Golden Cheesy Baked Empanadas
If you’ve ever wanted a snack that feels like a little celebration, these golden cheesy baked empanadas are it. They come out of the oven puffed and bronzed, with crisp edges and a warm, gooey center that pulls the moment you take a bite. The smell alone—baked dough, garlic, and melted cheese—has a way of magically gathering people into the kitchen “just to check on them.”
They’re perfect for game nights, cozy movie marathons, or anytime you need an easy crowd-pleaser that feels a bit special. And the marinara dip? That’s the tangy little sidekick that makes every cheesy bite even better.

Ingredients
1 package empanada dough discs (or pie dough circles)

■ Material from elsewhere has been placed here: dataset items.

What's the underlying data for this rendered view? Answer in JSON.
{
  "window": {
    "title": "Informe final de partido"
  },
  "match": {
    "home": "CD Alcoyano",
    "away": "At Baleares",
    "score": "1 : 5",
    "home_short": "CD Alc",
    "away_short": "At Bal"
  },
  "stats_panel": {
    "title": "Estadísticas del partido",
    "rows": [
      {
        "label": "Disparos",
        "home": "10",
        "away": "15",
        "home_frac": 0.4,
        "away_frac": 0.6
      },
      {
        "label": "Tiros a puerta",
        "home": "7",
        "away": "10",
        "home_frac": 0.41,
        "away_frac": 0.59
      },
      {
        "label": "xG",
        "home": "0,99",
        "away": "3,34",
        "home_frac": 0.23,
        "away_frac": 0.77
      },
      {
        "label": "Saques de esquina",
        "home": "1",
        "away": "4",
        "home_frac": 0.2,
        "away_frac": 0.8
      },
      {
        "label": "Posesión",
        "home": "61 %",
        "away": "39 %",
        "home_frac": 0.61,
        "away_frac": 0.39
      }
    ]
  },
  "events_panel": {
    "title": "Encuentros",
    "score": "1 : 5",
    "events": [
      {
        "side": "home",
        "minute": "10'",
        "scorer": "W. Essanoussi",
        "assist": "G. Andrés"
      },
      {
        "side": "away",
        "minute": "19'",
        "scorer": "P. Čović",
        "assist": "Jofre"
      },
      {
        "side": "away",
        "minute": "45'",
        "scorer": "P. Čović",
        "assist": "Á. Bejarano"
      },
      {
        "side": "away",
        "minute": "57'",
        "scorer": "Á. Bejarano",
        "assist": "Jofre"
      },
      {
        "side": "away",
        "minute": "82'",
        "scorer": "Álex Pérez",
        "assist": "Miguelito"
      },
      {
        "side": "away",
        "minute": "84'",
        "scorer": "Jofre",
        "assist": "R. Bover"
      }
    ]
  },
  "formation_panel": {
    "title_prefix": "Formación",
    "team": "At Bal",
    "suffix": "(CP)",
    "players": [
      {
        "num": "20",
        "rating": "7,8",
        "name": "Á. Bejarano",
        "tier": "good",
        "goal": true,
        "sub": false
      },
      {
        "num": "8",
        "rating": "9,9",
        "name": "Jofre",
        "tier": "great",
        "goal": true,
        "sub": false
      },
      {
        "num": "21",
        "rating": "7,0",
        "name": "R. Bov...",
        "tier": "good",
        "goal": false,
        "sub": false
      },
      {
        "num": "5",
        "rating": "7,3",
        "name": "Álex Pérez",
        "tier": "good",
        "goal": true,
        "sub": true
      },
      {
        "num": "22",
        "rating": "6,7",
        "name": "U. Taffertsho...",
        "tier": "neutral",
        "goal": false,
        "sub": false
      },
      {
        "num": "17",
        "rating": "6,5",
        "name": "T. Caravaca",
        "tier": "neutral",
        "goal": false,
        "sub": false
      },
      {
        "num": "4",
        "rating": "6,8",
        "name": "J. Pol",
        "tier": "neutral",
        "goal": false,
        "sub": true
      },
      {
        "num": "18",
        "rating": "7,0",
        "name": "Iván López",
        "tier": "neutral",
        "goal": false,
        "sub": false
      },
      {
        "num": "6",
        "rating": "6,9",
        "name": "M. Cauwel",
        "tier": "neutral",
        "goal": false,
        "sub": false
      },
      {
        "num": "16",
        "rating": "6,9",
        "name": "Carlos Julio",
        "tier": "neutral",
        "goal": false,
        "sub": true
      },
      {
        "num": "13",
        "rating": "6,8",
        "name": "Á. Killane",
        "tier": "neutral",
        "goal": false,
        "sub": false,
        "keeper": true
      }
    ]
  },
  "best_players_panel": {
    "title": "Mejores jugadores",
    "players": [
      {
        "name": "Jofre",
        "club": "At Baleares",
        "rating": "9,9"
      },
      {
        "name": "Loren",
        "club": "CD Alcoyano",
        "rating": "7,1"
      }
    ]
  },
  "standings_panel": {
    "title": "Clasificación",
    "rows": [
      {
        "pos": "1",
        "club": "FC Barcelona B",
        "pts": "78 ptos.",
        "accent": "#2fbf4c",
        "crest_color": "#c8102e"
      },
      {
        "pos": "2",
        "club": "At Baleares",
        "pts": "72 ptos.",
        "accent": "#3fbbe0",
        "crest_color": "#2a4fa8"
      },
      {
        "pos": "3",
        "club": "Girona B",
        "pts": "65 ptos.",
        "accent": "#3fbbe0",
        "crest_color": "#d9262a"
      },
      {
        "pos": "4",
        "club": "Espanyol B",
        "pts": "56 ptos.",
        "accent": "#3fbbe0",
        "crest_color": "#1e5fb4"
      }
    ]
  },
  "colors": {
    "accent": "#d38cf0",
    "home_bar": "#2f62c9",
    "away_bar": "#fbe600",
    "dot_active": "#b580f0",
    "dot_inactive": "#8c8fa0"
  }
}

2 cups shredded mozzarella cheese
1/2 cup shredded cheddar or Monterey Jack cheese
1/4 cup grated Parmesan cheese
1 teaspoon garlic powder
1/2 teaspoon dried oregano or Italian seasoning
1/4 teaspoon black pepper
1 egg, beaten (for egg wash)
1 tablespoon olive oil (optional, for brushing)
Fresh parsley, finely chopped (for garnish)
For Serving
Warm marinara or tomato sauce, for dipping
Instructions
1) Get the oven ready
Preheat your oven to 400°F (200°C).
Line a baking sheet with parchment paper so nothing sticks (and cleanup stays easy).
2) Mix the cheesy filling
In a bowl, combine mozzarella, cheddar (or Monterey Jack), Parmesan, garlic powder, oregano, and black pepper.
Give it a good mix so every scoop has a little of everything.
3) Fill the dough
Lay the empanada discs on a clean surface.
Spoon the cheese mixture into the center of each one.
Leave a clear border around the edges—this makes sealing much easier and keeps the filling from escaping.
4) Fold and seal
Fold each disc into a half-moon shape.
Press the edges together firmly with your fingers, then crimp with a fork to lock it in.
(That fork crimp is also what makes them look extra bakery-cute.)
5) Brush for that golden glow
Place the empanadas on the baking sheet.
Brush the tops with beaten egg for a glossy, golden finish.
If you want, add a light brush of olive oil too—especially nice for extra browning.
6) Bake
Bake for 18–22 minutes, until puffed and deeply golden brown.
You’ll know they’re close when the kitchen starts smelling like melted cheese heaven.
7) Garnish and serve
Sprinkle with fresh parsley right before serving.
Serve hot with warm marinara on the side…and don’t be surprised if the first one disappears before it even hits a plate.
Presentation
Pile them onto a platter and sprinkle parsley over the top for a bright, fresh pop of color.
Serve the marinara in a small bowl in the center (bonus points if it’s warmed—cold sauce next to hot empanadas is a little sad).
If you’re entertaining, slice one open and place it cut-side up so everyone can see that gooey cheese center. It’s basically an invitation to grab one.
Nutritional Information:
⏰ Prep Time: 15 minutes | Cooking Time: 22 minutes | Total Time: 37 minutes
🔥 Kcal: ~310 kcal per empanada | 🍽️ Servings: 8 empanadas
Conclusion
These baked cheesy empanadas are simple, comforting, and wildly satisfying—crispy outside, melty inside, and just garlicky enough to keep you coming back for “one more.” They’re a guaranteed hit for guests, but honestly? They’re just as perfect for a quiet night in when you want something warm and fun.
Make them soon, keep marinara close, and enjoy every cheesy pull.